Jamil Hopoate credits four-year-old daughter Nala for inspiring him to turn his life around after a troubled youth, leading to a two-year deal with the Brisbane Broncos.

The 24-year-old former Manly forward spent nine months in jail in 2014 for assaulting a man outside a Sydney hotel but since his release has changed his ways, a fact recognised by the NRL Integrity Unit when it gave him the green light to play in the Telstra Premiership last October.

After securing a train and trial deal with the Broncos he made his Brisbane club debut in a pre-season clash with Souths-Logan in February and told NRL.com that his stint behind bars taught him some painful lessons and made him reflect on the direction his life was heading in.

After completing a stellar pre-season at the Broncos, he made a compelling case to coach Anthony Seibold to give him an NRL deal.

"I’m stoked. I came up to the Broncs for a train and trial and my goal was to get an NRL contract. That’s done now so my next goal is to play first grade," Hopoate, the son of Manly premiership winner John Hopoate and brother of Canterbury's Will Hopoate, told NRL.com.

"At the end of pre-season Seibs had a sit-down one-on-one with each player. He pulled me into his office and said he was really happy with my performance and that I had earned my spot.

"He said it is easy to send train and trial guys back to their Intrust Super Cup sides, but then he said that I had done everything to give them no choice [to sign me] which was pretty good.

"I called my mum and dad first. They are my biggest critics and they were over the moon with the news. I have to keep performing and hopefully Seibs picks me to play first grade."

It is his daughter Nala who has been inspirational for Hopoate and given him determination to be a good father and man.

"My daughter flicked  a switch on for me.
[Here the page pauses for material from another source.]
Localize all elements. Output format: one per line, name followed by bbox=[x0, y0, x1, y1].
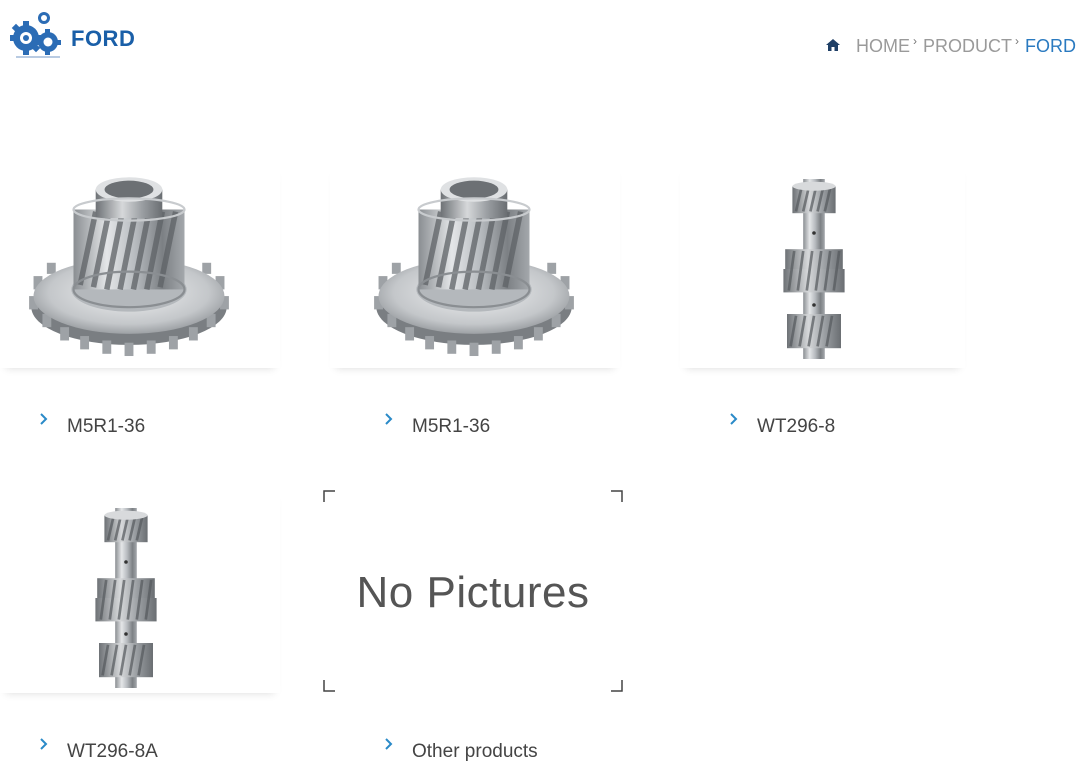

She made the lightbulb turn on," Hopoate said.

Broncos signing Jamil Hopoate playing for Redcliffe.
Broncos signing Jamil Hopoate playing for Redcliffe. ©QRL Photos

"I was young when I went to jail and I could have come out and kept partying but she is the one that made me get back on the straight and narrow.

"Nala lives with her mum and my parents in Sydney. She is up here with me now for school holidays. She turns five in July. I love her to death and would do anything for her."

Hopoate is playing in the Intrust Super Cup for Redcliffe, where he won a premiership last year, and said he now aimed to make up for lost time and forge a successful NRL career.

"I’ve had a lot of hiccups in my career and a lot of setbacks but I’ve had to keep digging deep and put my best foot forward," he said.

"Footy is the only thing I have really got. I am not really smart with the books.

"This is a window of opportunity. I am turning 25 at the end of the year so I have only got five or six years left of playing top footy so I’ve got to get cracking on it."

Hopoate wants to follow in the footsteps of two of Manly's best modern-day back-rowers.

"I always supported Manly growing up and I was inspired by Anthony Watmough and Glenn Stewart," he said.

"They were my role models growing up so I have tried to base my game on them. I have been told I play a bit like Glenn Stewart with my ball skills."